The study corroborated one of Madavi’s fundamental ideas: customers who don’t feel appreciated are more likely to leave.
The fact is that many companies are more focused on selling than on loyalty building, even though it is much more expensive to attract a new customer than to retain one we already have.
What leads customers to be true fans of a product, business or service? Naturally, factors such as quality have an influence, but loyalty is reinforced, and customer satisfaction is achieved, through other customer-focused actions and attitudes, such as the grateful sale.
The excellent results of a grateful sale
A grateful sale makes the customer leave much more satisfied, the store teams get much more involved and sales increase. This has been seen, for example, in the case of Eroski.

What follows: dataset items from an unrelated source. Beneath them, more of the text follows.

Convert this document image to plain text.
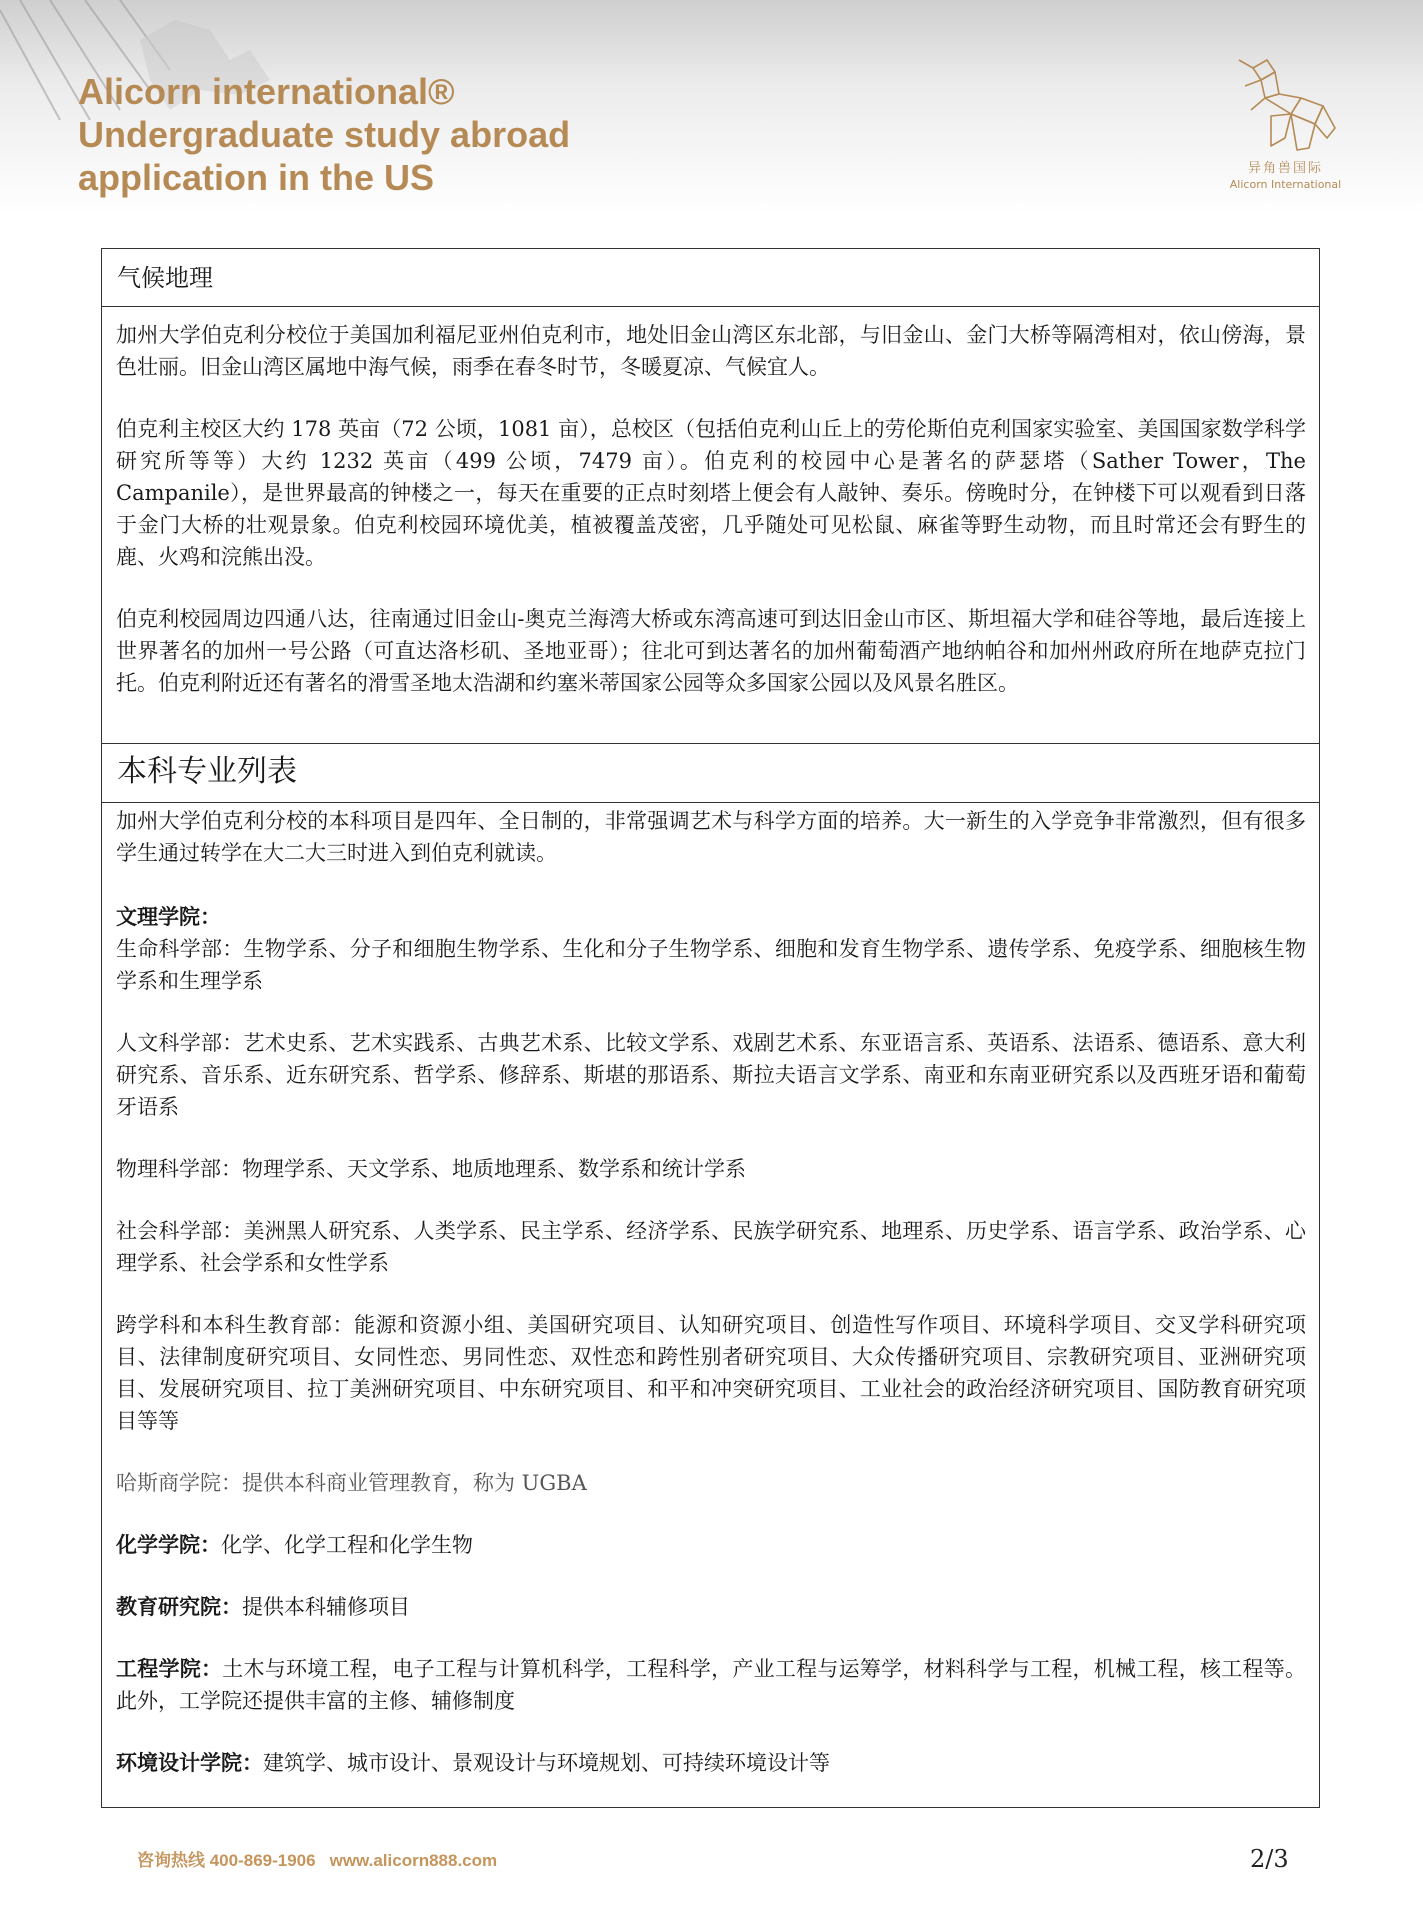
Alicorn international®
Undergraduate study abroad
application in the US	异角兽国际
Alicorn International
气候地理

加州大学伯克利分校位于美国加利福尼亚州伯克利市，地处旧金山湾区东北部，与旧金山、金门大桥等隔湾相对，依山傍海，景色壮丽。旧金山湾区属地中海气候，雨季在春冬时节，冬暖夏凉、气候宜人。

伯克利主校区大约 178 英亩（72 公顷，1081 亩），总校区（包括伯克利山丘上的劳伦斯伯克利国家实验室、美国国家数学科学研究所等等）大约 1232 英亩（499 公顷，7479 亩）。伯克利的校园中心是著名的萨瑟塔（Sather Tower，The Campanile），是世界最高的钟楼之一，每天在重要的正点时刻塔上便会有人敲钟、奏乐。傍晚时分，在钟楼下可以观看到日落于金门大桥的壮观景象。伯克利校园环境优美，植被覆盖茂密，几乎随处可见松鼠、麻雀等野生动物，而且时常还会有野生的鹿、火鸡和浣熊出没。

伯克利校园周边四通八达，往南通过旧金山-奥克兰海湾大桥或东湾高速可到达旧金山市区、斯坦福大学和硅谷等地，最后连接上世界著名的加州一号公路（可直达洛杉矶、圣地亚哥）；往北可到达著名的加州葡萄酒产地纳帕谷和加州州政府所在地萨克拉门托。伯克利附近还有著名的滑雪圣地太浩湖和约塞米蒂国家公园等众多国家公园以及风景名胜区。

本科专业列表

加州大学伯克利分校的本科项目是四年、全日制的，非常强调艺术与科学方面的培养。大一新生的入学竞争非常激烈，但有很多学生通过转学在大二大三时进入到伯克利就读。

文理学院：

生命科学部：生物学系、分子和细胞生物学系、生化和分子生物学系、细胞和发育生物学系、遗传学系、免疫学系、细胞核生物学系和生理学系

人文科学部：艺术史系、艺术实践系、古典艺术系、比较文学系、戏剧艺术系、东亚语言系、英语系、法语系、德语系、意大利研究系、音乐系、近东研究系、哲学系、修辞系、斯堪的那语系、斯拉夫语言文学系、南亚和东南亚研究系以及西班牙语和葡萄牙语系

物理科学部：物理学系、天文学系、地质地理系、数学系和统计学系

社会科学部：美洲黑人研究系、人类学系、民主学系、经济学系、民族学研究系、地理系、历史学系、语言学系、政治学系、心理学系、社会学系和女性学系

跨学科和本科生教育部：能源和资源小组、美国研究项目、认知研究项目、创造性写作项目、环境科学项目、交叉学科研究项目、法律制度研究项目、女同性恋、男同性恋、双性恋和跨性别者研究项目、大众传播研究项目、宗教研究项目、亚洲研究项目、发展研究项目、拉丁美洲研究项目、中东研究项目、和平和冲突研究项目、工业社会的政治经济研究项目、国防教育研究项目等等

哈斯商学院：提供本科商业管理教育，称为 UGBA

化学学院：化学、化学工程和化学生物

教育研究院：提供本科辅修项目

工程学院：土木与环境工程，电子工程与计算机科学，工程科学，产业工程与运筹学，材料科学与工程，机械工程，核工程等。此外，工学院还提供丰富的主修、辅修制度

环境设计学院：建筑学、城市设计、景观设计与环境规划、可持续环境设计等

咨询热线 400-869-1906 www.alicorn888.com	2/3
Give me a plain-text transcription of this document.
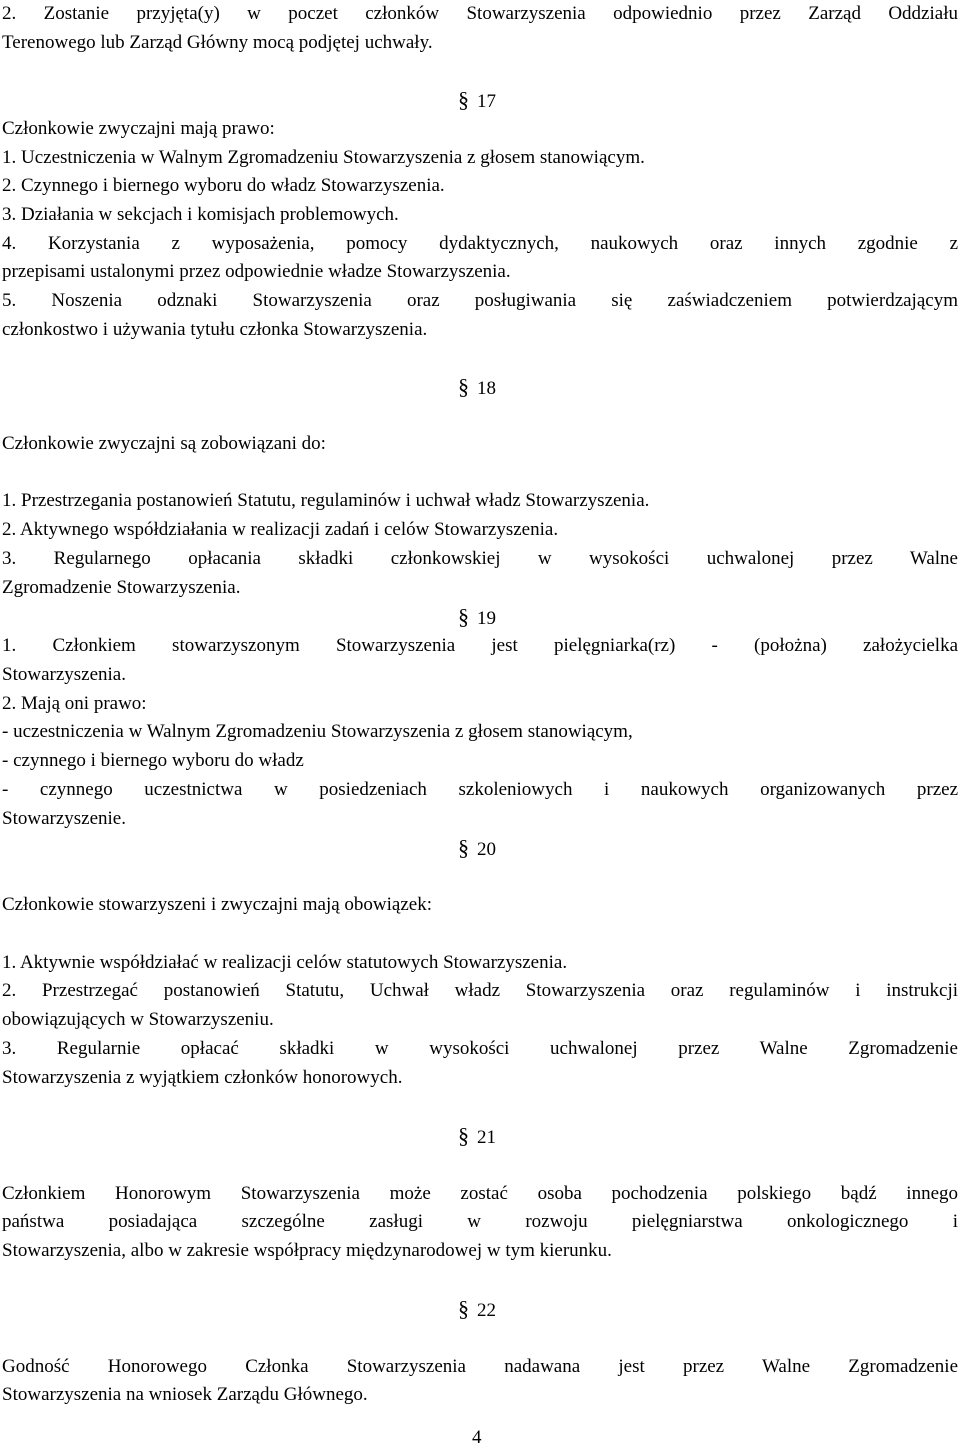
2. Zostanie przyjęta(y) w poczet członków Stowarzyszenia odpowiednio przez Zarząd Oddziału
Terenowego lub Zarząd Główny mocą podjętej uchwały.
§ 17
Członkowie zwyczajni mają prawo:
1. Uczestniczenia w Walnym Zgromadzeniu Stowarzyszenia z głosem stanowiącym.
2. Czynnego i biernego wyboru do władz Stowarzyszenia.
3. Działania w sekcjach i komisjach problemowych.
4. Korzystania z wyposażenia, pomocy dydaktycznych, naukowych oraz innych zgodnie z
przepisami ustalonymi przez odpowiednie władze Stowarzyszenia.
5. Noszenia odznaki Stowarzyszenia oraz posługiwania się zaświadczeniem potwierdzającym
członkostwo i używania tytułu członka Stowarzyszenia.
§ 18
Członkowie zwyczajni są zobowiązani do:
1. Przestrzegania postanowień Statutu, regulaminów i uchwał władz Stowarzyszenia.
2. Aktywnego współdziałania w realizacji zadań i celów Stowarzyszenia.
3. Regularnego opłacania składki członkowskiej w wysokości uchwalonej przez Walne
Zgromadzenie Stowarzyszenia.
§ 19
1. Członkiem stowarzyszonym Stowarzyszenia jest pielęgniarka(rz) - (położna) założycielka
Stowarzyszenia.
2. Mają oni prawo:
- uczestniczenia w Walnym Zgromadzeniu Stowarzyszenia z głosem stanowiącym,
- czynnego i biernego wyboru do władz
- czynnego uczestnictwa w posiedzeniach szkoleniowych i naukowych organizowanych przez
Stowarzyszenie.
§ 20
Członkowie stowarzyszeni i zwyczajni mają obowiązek:
1. Aktywnie współdziałać w realizacji celów statutowych Stowarzyszenia.
2. Przestrzegać postanowień Statutu, Uchwał władz Stowarzyszenia oraz regulaminów i instrukcji
obowiązujących w Stowarzyszeniu.
3. Regularnie opłacać składki w wysokości uchwalonej przez Walne Zgromadzenie
Stowarzyszenia z wyjątkiem członków honorowych.
§ 21
Członkiem Honorowym Stowarzyszenia może zostać osoba pochodzenia polskiego bądź innego
państwa posiadająca szczególne zasługi w rozwoju pielęgniarstwa onkologicznego i
Stowarzyszenia, albo w zakresie współpracy międzynarodowej w tym kierunku.
§ 22
Godność Honorowego Członka Stowarzyszenia nadawana jest przez Walne Zgromadzenie
Stowarzyszenia na wniosek Zarządu Głównego.
4
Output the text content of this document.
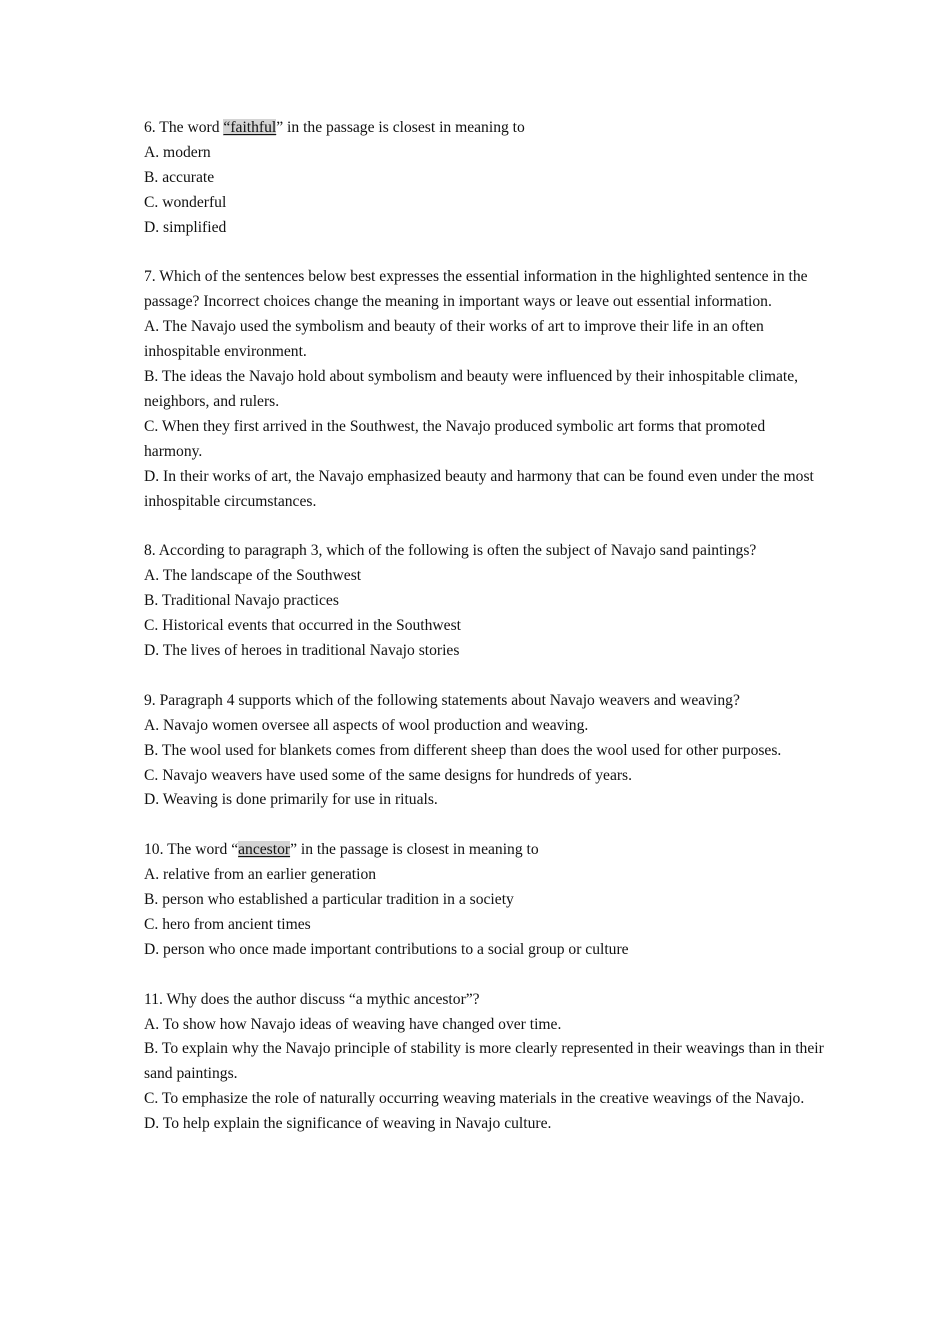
6. The word “faithful” in the passage is closest in meaning to
A. modern
B. accurate
C. wonderful
D. simplified
7. Which of the sentences below best expresses the essential information in the highlighted sentence in the passage? Incorrect choices change the meaning in important ways or leave out essential information.
A. The Navajo used the symbolism and beauty of their works of art to improve their life in an often inhospitable environment.
B. The ideas the Navajo hold about symbolism and beauty were influenced by their inhospitable climate, neighbors, and rulers.
C. When they first arrived in the Southwest, the Navajo produced symbolic art forms that promoted harmony.
D. In their works of art, the Navajo emphasized beauty and harmony that can be found even under the most inhospitable circumstances.
8. According to paragraph 3, which of the following is often the subject of Navajo sand paintings?
A. The landscape of the Southwest
B. Traditional Navajo practices
C. Historical events that occurred in the Southwest
D. The lives of heroes in traditional Navajo stories
9. Paragraph 4 supports which of the following statements about Navajo weavers and weaving?
A. Navajo women oversee all aspects of wool production and weaving.
B. The wool used for blankets comes from different sheep than does the wool used for other purposes.
C. Navajo weavers have used some of the same designs for hundreds of years.
D. Weaving is done primarily for use in rituals.
10. The word “ancestor” in the passage is closest in meaning to
A. relative from an earlier generation
B. person who established a particular tradition in a society
C. hero from ancient times
D. person who once made important contributions to a social group or culture
11. Why does the author discuss “a mythic ancestor”?
A. To show how Navajo ideas of weaving have changed over time.
B. To explain why the Navajo principle of stability is more clearly represented in their weavings than in their sand paintings.
C. To emphasize the role of naturally occurring weaving materials in the creative weavings of the Navajo.
D. To help explain the significance of weaving in Navajo culture.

In this project, Madavi’s challenge was: “How to help Eroski become a leader in customer service”. And these were the results: customer perception of Eroski’s service rose from 68 to 83%/96%. In addition, every one of the stores became number 1 in “customer satisfaction”.
What is customer appreciation?
Customer appreciation can be defined as the act of expressing gratitude and recognition to customers; showing them that you appreciate their loyalty is a simple and effective way to satisfy them in the short term and build loyalty to the brand in the long term.
When the sale is made with gratitude to the customer, who feels that they have been given something more than the product itself, much more is sold.
It is for this reason that it is so important to thank our customers for their choice and provide them with exceptional attention. Giving them attention in this way from their very first experience with our brand is essential, as well as every time they approach us, even if it is to complain or give us an opinion.
How can we successfully introduce the grateful sale?
There are dozens of different customer appreciation proposals that businesses can use, from offering random discounts and incentives to sending personalized letters. Sometimes, the small details are what add up.
This is all very well, we are not going to demolish marketing theories, but at Madavi we are convinced that exceptional results can only be obtained if the grateful sale comes about through the attention given by the people who serve the customer, especially in the case of a store.
When we want to implement a change process in the company through grateful sales, there are two fundamental aspects: the first, that the team itself is the owner of the change process. Because it is the store teams that achieve the results, since they are the ones who interact with the customer. The second aspect is that this process of change is carried out learning from the best experiences of each salesperson. Real stories and applicable lessons. This is what at Madavi we call positive deviation, a methodology of change with exceptional results.
With these lessons, they debate how to do it even better the following week, overcoming gaps that previously seemed unbridgeable.
This process generates collective action: people have the personal goal of generating positive deviation for the benefit of the whole.
In Sales, the most common approach is to analyze the negative deviation; the results are studied; the focus is placed on the worst of them and why they haven’t worked is analyzed. What is obtained is a lot of excuses, wasted energy, and the projection of blame. We become experts in what doesn’t work instead of experts in what gets results. And by taking this path of “what we don’t have”, we obtain neither grateful clients, good in-store experiences, or, of course, increased sales.